A imagem de um imenso tronco de árvore, do qual nascem novos galhos enquanto outros
morrem, é evocada para simbolizar o repertório de narrativas de uma cultura. Esses galhos
representam as elaborações e recriações da tradição oral e escrita de um povo. Nas
culturas predominantemente literárias, a oralidade desempenha um papel imenso na
construção da identidade cultural. A literatura oral, incluindo lendas, romances, contos,
provérbios, entre outros, compõe um repertório imenso que se renova de geração em
geração, alimentando o imaginário popular.

Tradição Oral e Ficção Escrita: Encontros Necessários

Segundo um relatório do Programa das Nações Unidas para o Desenvolvimento, divulgado


em 2005, o índice de analfabetismo em Moçambique corresponde a 53,50% da população.
Em Angola, a 33,20%, O fato de tantas pessoas não saberem ler ou escrever não significa
que não produzam cultura. Também não significa que a literatura não seja uma parte
importante de suas vidas. É no âmbito da oralidade que essas pessoas constroem
suas histórias.

É destacado o contraste entre o mundo da escrita e dos livros e a realidade africana, onde o
analfabetismo persiste. Nos países africanos de língua portuguesa, o alto índice de
analfabetismo é uma herança do período colonial. Após a independência, países como
Angola e Moçambique enfrentaram anos de guerra civil que prejudicaram o sistema
educacional já incipiente. No entanto, mesmo em meio a essas dificuldades, a cultura e a
literatura continuam a ser partes importantes da vida das pessoas. A oralidade se torna uma
forma valiosa de construção de histórias.

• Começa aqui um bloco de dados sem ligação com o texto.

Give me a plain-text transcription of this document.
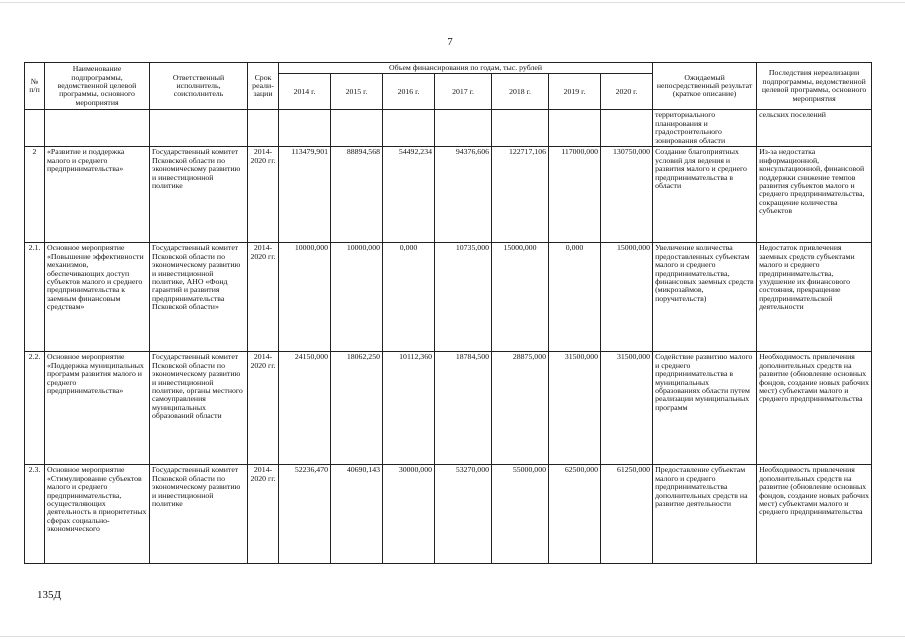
7
№ п/п	Наименование подпрограммы, ведомственной целевой программы, основного мероприятия	Ответственный исполнитель, соисполнитель	Срок реали-зации	Объем финансирования по годам, тыс. рублей							Ожидаемый непосредственный результат (краткое описание)	Последствия нереализации подпрограммы, ведомственной целевой программы, основного мероприятия
				2014 г.	2015 г.	2016 г.	2017 г.	2018 г.	2019 г.	2020 г.		
											территориального планирования и градостроительного зонирования области	сельских поселений
2	«Развитие и поддержка малого и среднего предпринимательства»	Государственный комитет Псковской области по экономическому развитию и инвестиционной политике	2014-2020 гг.	113479,901	88894,568	54492,234	94376,606	122717,106	117000,000	130750,000	Создание благоприятных условий для ведения и развития малого и среднего предпринимательства в области	Из-за недостатка информационной, консультационной, финансовой поддержки снижение темпов развития субъектов малого и среднего предпринимательства, сокращение количества субъектов
2.1.	Основное мероприятие «Повышение эффективности механизмов, обеспечивающих доступ субъектов малого и среднего предпринимательства к заемным финансовым средствам»	Государственный комитет Псковской области по экономическому развитию и инвестиционной политике, АНО «Фонд гарантий и развития предпринимательства Псковской области»	2014-2020 гг.	10000,000	10000,000	0,000	10735,000	15000,000	0,000	15000,000	Увеличение количества предоставленных субъектам малого и среднего предпринимательства, финансовых заемных средств (микрозаймов, поручительств)	Недостаток привлечения заемных средств субъектами малого и среднего предпринимательства, ухудшение их финансового состояния, прекращение предпринимательской деятельности
2.2.	Основное мероприятие «Поддержка муниципальных программ развития малого и среднего предпринимательства»	Государственный комитет Псковской области по экономическому развитию и инвестиционной политике, органы местного самоуправления муниципальных образований области	2014-2020 гг.	24150,000	18062,250	10112,360	18784,500	28875,000	31500,000	31500,000	Содействие развитию малого и среднего предпринимательства в муниципальных образованиях области путем реализации муниципальных программ	Необходимость привлечения дополнительных средств на развитие (обновление основных фондов, создание новых рабочих мест) субъектами малого и среднего предпринимательства
2.3.	Основное мероприятие «Стимулирование субъектов малого и среднего предпринимательства, осуществляющих деятельность в приоритетных сферах социально-экономического	Государственный комитет Псковской области по экономическому развитию и инвестиционной политике	2014-2020 гг.	52236,470	40690,143	30000,000	53270,000	55000,000	62500,000	61250,000	Предоставление субъектам малого и среднего предпринимательства дополнительных средств на развитие деятельности	Необходимость привлечения дополнительных средств на развитие (обновление основных фондов, создание новых рабочих мест) субъектами малого и среднего предпринимательства
135Д
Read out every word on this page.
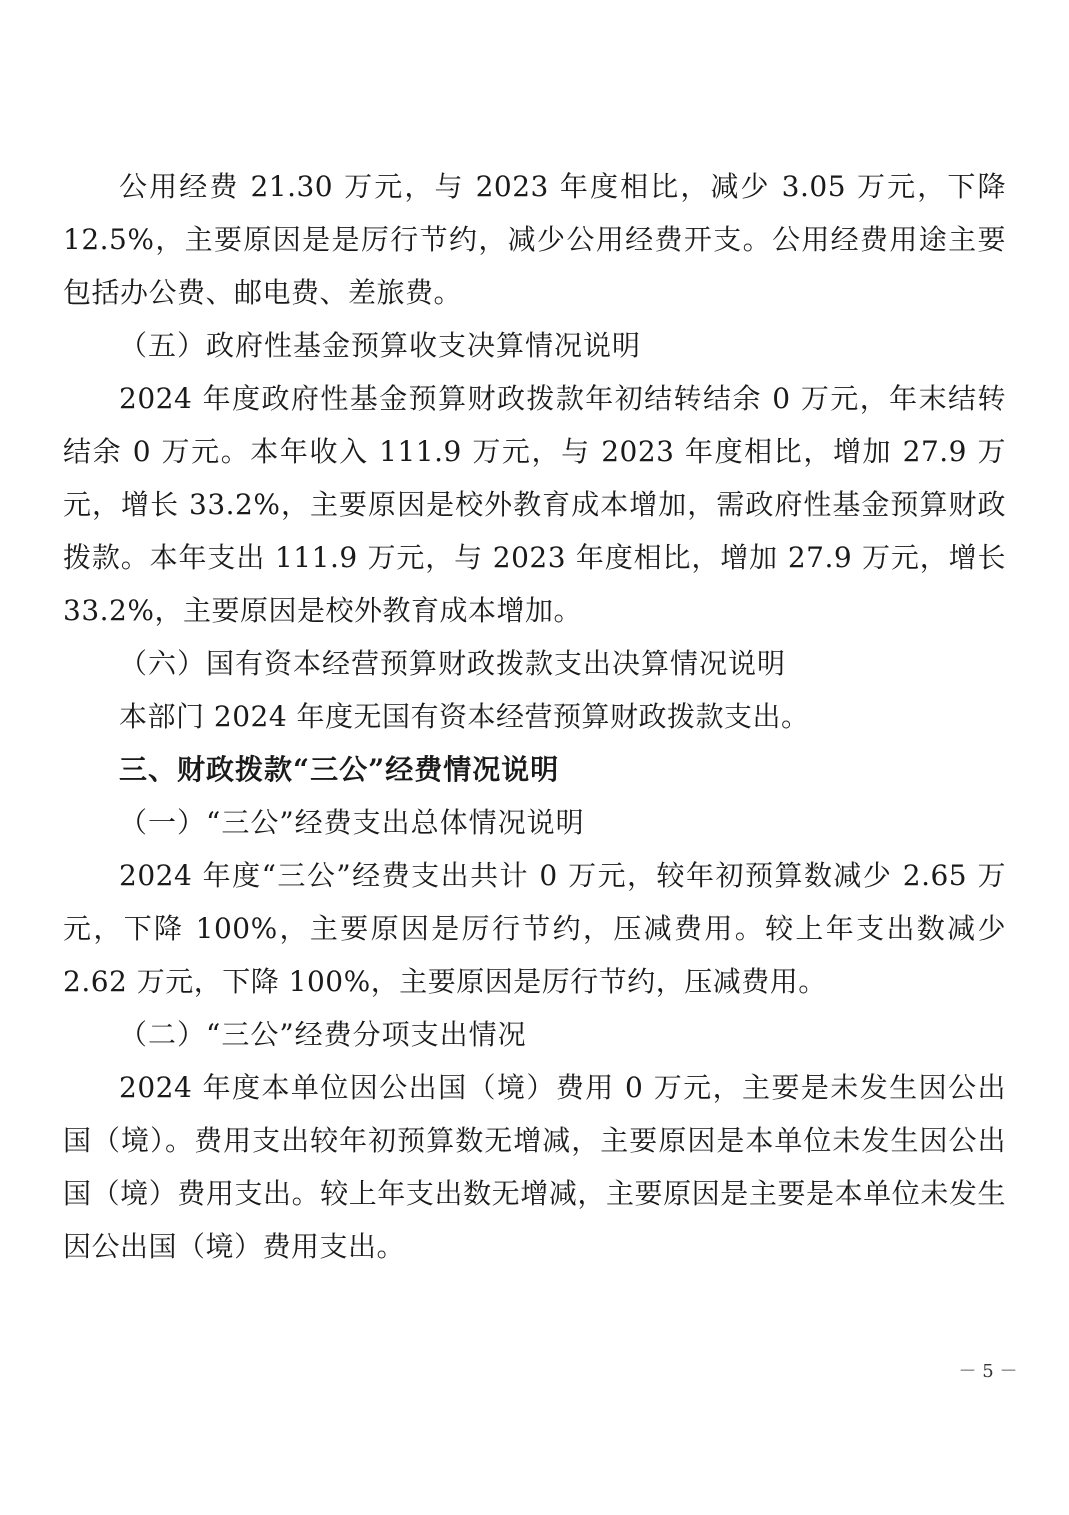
公用经费 21.30 万元，与 2023 年度相比，减少 3.05 万元，下降 12.5%，主要原因是是厉行节约，减少公用经费开支。公用经费用途主要包括办公费、邮电费、差旅费。

（五）政府性基金预算收支决算情况说明

2024 年度政府性基金预算财政拨款年初结转结余 0 万元，年末结转结余 0 万元。本年收入 111.9 万元，与 2023 年度相比，增加 27.9 万元，增长 33.2%，主要原因是校外教育成本增加，需政府性基金预算财政拨款。本年支出 111.9 万元，与 2023 年度相比，增加 27.9 万元，增长 33.2%，主要原因是校外教育成本增加。

（六）国有资本经营预算财政拨款支出决算情况说明

本部门 2024 年度无国有资本经营预算财政拨款支出。

三、财政拨款“三公”经费情况说明

（一）“三公”经费支出总体情况说明

2024 年度“三公”经费支出共计 0 万元，较年初预算数减少 2.65 万元，下降 100%，主要原因是厉行节约，压减费用。较上年支出数减少 2.62 万元，下降 100%，主要原因是厉行节约，压减费用。

（二）“三公”经费分项支出情况

2024 年度本单位因公出国（境）费用 0 万元，主要是未发生因公出国（境）。费用支出较年初预算数无增减，主要原因是本单位未发生因公出国（境）费用支出。较上年支出数无增减，主要原因是主要是本单位未发生因公出国（境）费用支出。

－ 5 －
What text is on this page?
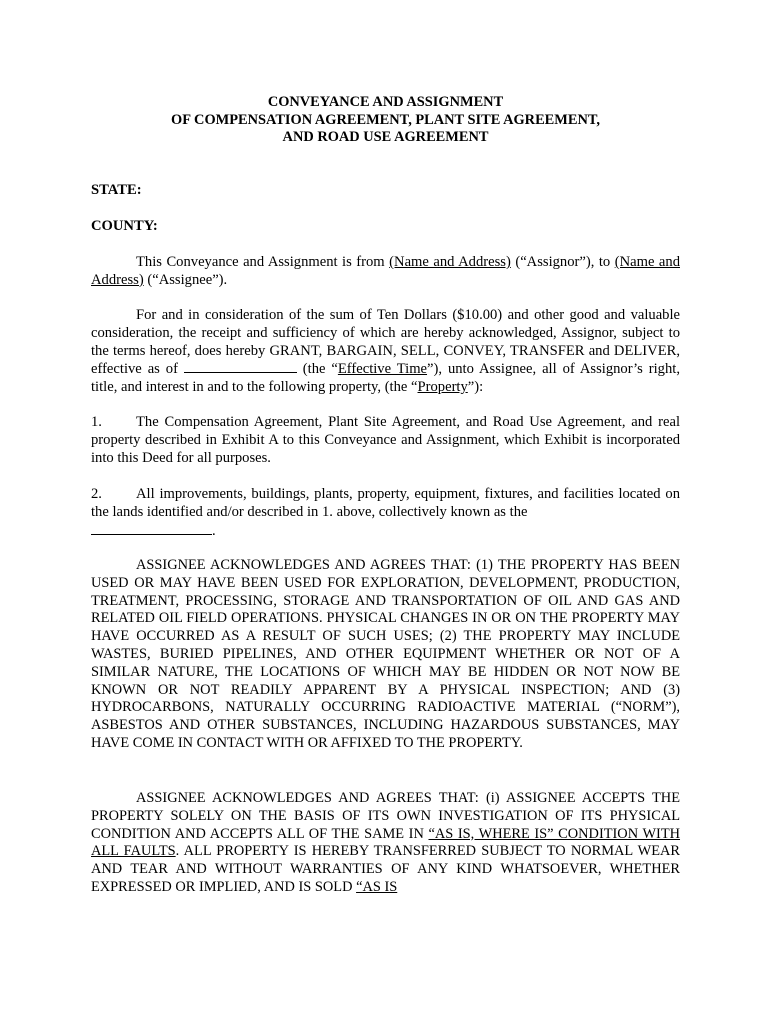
CONVEYANCE AND ASSIGNMENT
OF COMPENSATION AGREEMENT, PLANT SITE AGREEMENT,
AND ROAD USE AGREEMENT
STATE:
COUNTY:
This Conveyance and Assignment is from (Name and Address) (“Assignor”), to (Name and Address) (“Assignee”).
For and in consideration of the sum of Ten Dollars ($10.00) and other good and valuable consideration, the receipt and sufficiency of which are hereby acknowledged, Assignor, subject to the terms hereof, does hereby GRANT, BARGAIN, SELL, CONVEY, TRANSFER and DELIVER, effective as of	(the “Effective Time”), unto Assignee, all of Assignor’s right, title, and interest in and to the following property, (the “Property”):
1. The Compensation Agreement, Plant Site Agreement, and Road Use Agreement, and real property described in Exhibit A to this Conveyance and Assignment, which Exhibit is incorporated into this Deed for all purposes.
2. All improvements, buildings, plants, property, equipment, fixtures, and facilities located on the lands identified and/or described in 1. above, collectively known as the
.
ASSIGNEE ACKNOWLEDGES AND AGREES THAT: (1) THE PROPERTY HAS BEEN USED OR MAY HAVE BEEN USED FOR EXPLORATION, DEVELOPMENT, PRODUCTION, TREATMENT, PROCESSING, STORAGE AND TRANSPORTATION OF OIL AND GAS AND RELATED OIL FIELD OPERATIONS. PHYSICAL CHANGES IN OR ON THE PROPERTY MAY HAVE OCCURRED AS A RESULT OF SUCH USES; (2) THE PROPERTY MAY INCLUDE WASTES, BURIED PIPELINES, AND OTHER EQUIPMENT WHETHER OR NOT OF A SIMILAR NATURE, THE LOCATIONS OF WHICH MAY BE HIDDEN OR NOT NOW BE KNOWN OR NOT READILY APPARENT BY A PHYSICAL INSPECTION; AND (3) HYDROCARBONS, NATURALLY OCCURRING RADIOACTIVE MATERIAL (“NORM”), ASBESTOS AND OTHER SUBSTANCES, INCLUDING HAZARDOUS SUBSTANCES, MAY HAVE COME IN CONTACT WITH OR AFFIXED TO THE PROPERTY.
ASSIGNEE ACKNOWLEDGES AND AGREES THAT: (i) ASSIGNEE ACCEPTS THE PROPERTY SOLELY ON THE BASIS OF ITS OWN INVESTIGATION OF ITS PHYSICAL CONDITION AND ACCEPTS ALL OF THE SAME IN “AS IS, WHERE IS” CONDITION WITH ALL FAULTS. ALL PROPERTY IS HEREBY TRANSFERRED SUBJECT TO NORMAL WEAR AND TEAR AND WITHOUT WARRANTIES OF ANY KIND WHATSOEVER, WHETHER EXPRESSED OR IMPLIED, AND IS SOLD “AS IS
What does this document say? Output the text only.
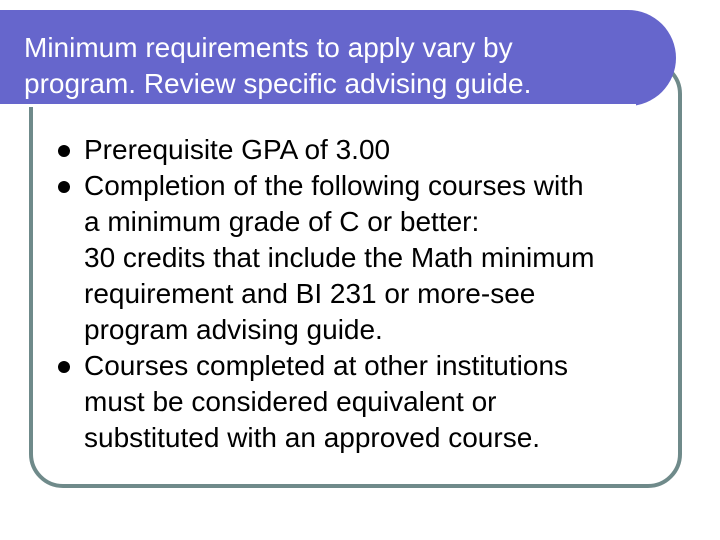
Minimum requirements to apply vary by
program. Review specific advising guide.
Prerequisite GPA of 3.00
Completion of the following courses with
a minimum grade of C or better:
30 credits that include the Math minimum
requirement and BI 231 or more-see
program advising guide.
Courses completed at other institutions
must be considered equivalent or
substituted with an approved course.
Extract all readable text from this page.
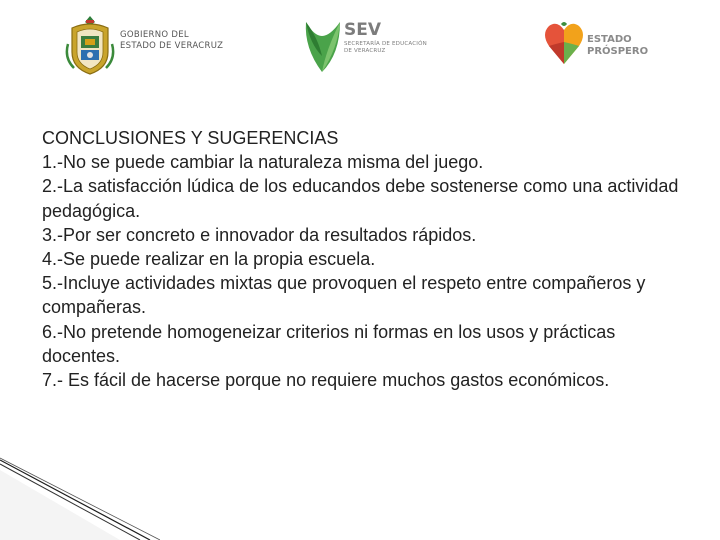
GOBIERNO DEL
ESTADO DE VERACRUZ
SEV
SECRETARÍA DE EDUCACIÓN
DE VERACRUZ
ESTADO
PRÓSPERO
CONCLUSIONES Y SUGERENCIAS
1.-No se puede cambiar la naturaleza misma del juego.
2.-La satisfacción lúdica de los educandos debe sostenerse como una actividad pedagógica.
3.-Por ser concreto e innovador da resultados rápidos.
4.-Se puede realizar en la propia escuela.
5.-Incluye actividades mixtas que provoquen el respeto entre compañeros y compañeras.
6.-No pretende homogeneizar criterios ni formas en los usos y prácticas docentes.
7.- Es fácil de hacerse porque no requiere muchos gastos económicos.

A Transformação das Vozes Populares em Literatura

No contexto de uma cultura em que a oralidade é crucial, a literatura e a tradição oral se


aproximam naturalmente. Os escritores, conscientes da importância da identidade do povo,
buscam na tradição oral temas que inspirem as narrativas que estão escrevendo. Ao fazer
isso, eles transformam suas obras em espaços de resgate das vozes populares que
resistiram à repressão colonial. Essas vozes, muitas vezes excluídas dos meios oficiais de
divulgação cultural, representam uma autenticidade que se enraíza na identidade do povo.